Cinéphiles et « disneyvores » ne manqueront pas d’y trouver leur compte : le bouquin regorge en effet d’une quantité impressionnante d’anecdotes dont certaines, dispensables, témoignent néanmoins du faste et de la démesure hollywoodienne des nababs de l’animation au début d’une décennie hyperbolique à bien des égards. On pense ainsi notamment à la colère noire de Robin Williams après avoir découvert que son Picasso ne valait « que » 750 000 dollars, soit cinq fois moins que la somme annoncée par Katzenberg. Ce-dernier lui avait en effet offert la toile pour compléter le faible salaire reçu par l’acteur lors de la production d’Aladdin (R. Clements, J. Musker, 1992). A l’occasion des 30 ans de La Belle et la Bête, premier long-métrage d’animation de l’histoire hollywoodienne à avoir prétendu à l’Oscar du meilleur film en 1992, Damien Duvot évoque avec nous ces très riches et fiévreuses heures dont il fut lui-même jeune spectateur en découvrant sur grand écran Oliver et Compagnie (G. Scribner, 1988) à l’hiver 1989. « Toute une époque ! »… Bien avant la nostalgie galopante des remakes « live » en cascade. *

© Third éditions

DISNEY SANS L’ONCLE WALT

Boris Szames : A quoi ressemblent les studios Disney au tournant des années 80 ?

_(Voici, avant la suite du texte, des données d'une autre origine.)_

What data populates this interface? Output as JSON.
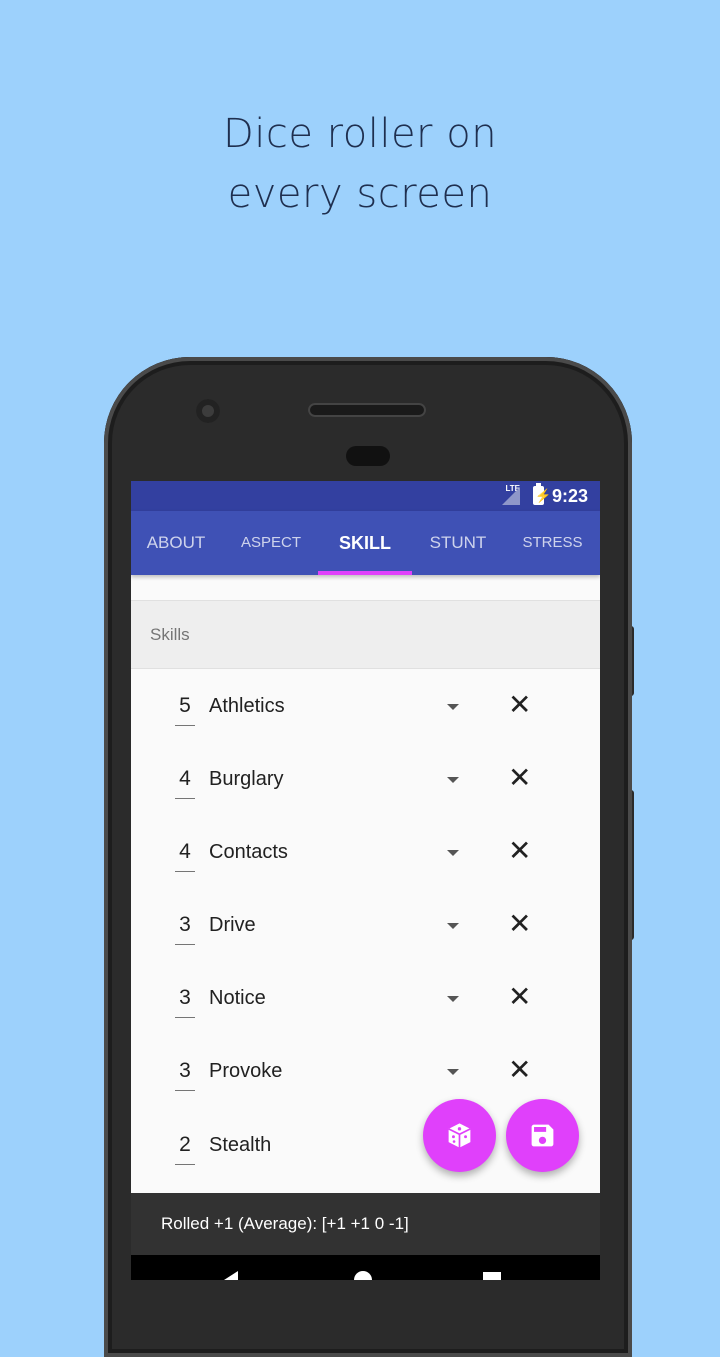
{
  "headline": {
    "line1": "Dice roller on",
    "line2": "every screen"
  },
  "status_bar": {
    "network": "LTE",
    "time": "9:23"
  },
  "tabs": [
    {
      "label": "ABOUT"
    },
    {
      "label": "ASPECT"
    },
    {
      "label": "SKILL"
    },
    {
      "label": "STUNT"
    },
    {
      "label": "STRESS"
    }
  ],
  "active_tab": "SKILL",
  "section": {
    "title": "Skills"
  },
  "skills": [
    {
      "rating": "5",
      "name": "Athletics"
    },
    {
      "rating": "4",
      "name": "Burglary"
    },
    {
      "rating": "4",
      "name": "Contacts"
    },
    {
      "rating": "3",
      "name": "Drive"
    },
    {
      "rating": "3",
      "name": "Notice"
    },
    {
      "rating": "3",
      "name": "Provoke"
    },
    {
      "rating": "2",
      "name": "Stealth"
    }
  ],
  "fabs": {
    "dice": "dice-icon",
    "save": "save-icon"
  },
  "snackbar": {
    "text": "Rolled +1 (Average): [+1 +1 0 -1]"
  },
  "colors": {
    "background": "#9dd1fc",
    "primary": "#3f51b5",
    "primary_dark": "#3340a0",
    "accent": "#e040fb"
  }
}
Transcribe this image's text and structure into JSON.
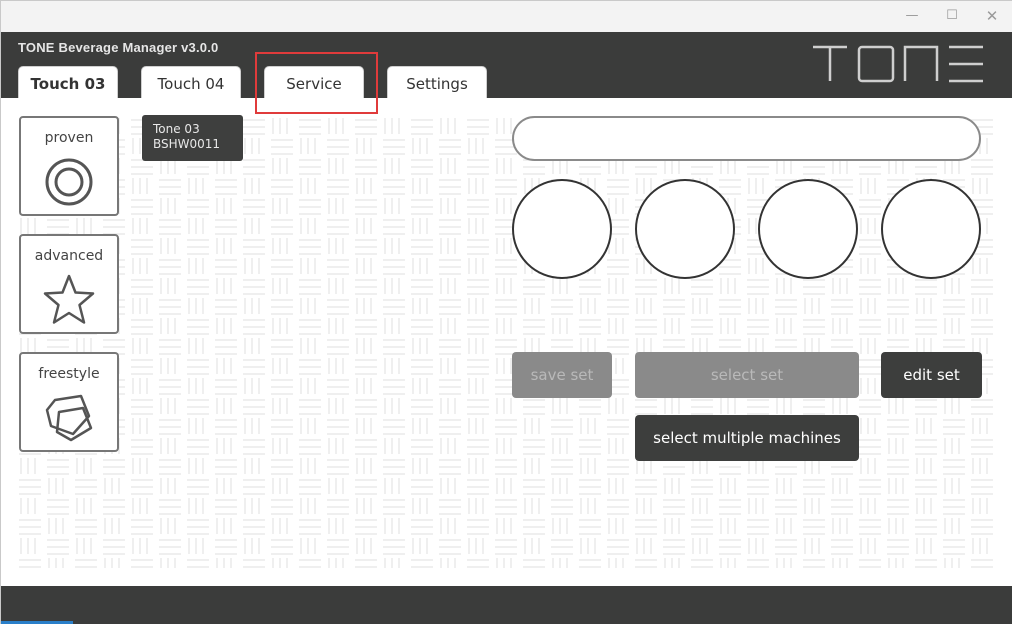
{
  "window": {
    "minimize_glyph": "—",
    "maximize_glyph": "☐",
    "close_glyph": "✕"
  },
  "header": {
    "app_title": "TONE Beverage Manager v3.0.0",
    "logo_text": "TONE"
  },
  "tabs": [
    {
      "label": "Touch 03",
      "active": true
    },
    {
      "label": "Touch 04",
      "active": false
    },
    {
      "label": "Service",
      "active": false
    },
    {
      "label": "Settings",
      "active": false
    }
  ],
  "modes": [
    {
      "label": "proven",
      "icon": "target-circle-icon"
    },
    {
      "label": "advanced",
      "icon": "star-icon"
    },
    {
      "label": "freestyle",
      "icon": "cube-icon"
    }
  ],
  "machine": {
    "name": "Tone 03",
    "serial": "BSHW0011"
  },
  "set_name": {
    "value": "",
    "placeholder": ""
  },
  "buttons": {
    "save_set": "save set",
    "select_set": "select set",
    "edit_set": "edit set",
    "select_multiple": "select multiple machines"
  },
  "colors": {
    "header_bg": "#3b3c3b",
    "highlight": "#e03b3b",
    "disabled_btn": "#8a8a8a",
    "dark_btn": "#3d3e3d"
  }
}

Damien Duvot : Au tournant des années 80, les studios Disney ne sont plus que l’ombre d’eux-mêmes. Ron Miller, président des studios, tente de rebooster un peu tout ça, lançant des projets « modernes » comme Tron, mais le public ne suit pas [ni l’Académie des Oscars dont les votants refuseront au film de concourir dans la catégorie des meilleurs effets spéciaux en 1983. Tron ne devra se contenter que de concourir dans deux catégories : les costumes et le son, ndlr]. Il faut dire qu’il se bat aussi contre les actionnaires qui semblent vouloir garder le studio tel qu’il était à la mort de Walt en 1966 . En parallèle, il existe de nombreuses tensions dans le bâtiment d’animation avec une « guerre » entre certains animateurs et animatrices, entre l’ancienne et la nouvelle génération.

On date d’ordinaire le fameux « second âge d’or » à La Petite Sirène, en 1989. Or, vous commencez votre livre par Basil, détective privé (1986). Pourquoi ?

C’est Jeffrey Katzenberg, le président de Walt Disney Production (la branche cinéma) qui a définit cela au cours d’interviews pour la sortie de La Petite Sirène. Mais, le véritable second âge d’or a déjà commencé avec Oliver & Compagnie qui a battu les records d’entrées du studio pour un film d’animation [les executives du studio promettent alors de sortir un long-métrage d’animation par an, à commencer par La Petite Sirène, la suite de Bernard et Bianca et un vague projet en Afrique. Disney rachète également à cette époque des locaux à Montreuil, en France, dans l’idée d’y produire un film inspiré de La Bande à Picsou, ndlr] . Et on ne peut pas vraiment parler de La Petite Sirène sans étudier Basil des mêmes réalisateurs, Ron Clements et John Musker. C’est en fait à partir de Basil, détective privé que Disney connaît son impulsion.

Jeffrey Katzenberg est une figure majeure de l’histoire du studio à cette époque. De qui s’agit-il exactement ?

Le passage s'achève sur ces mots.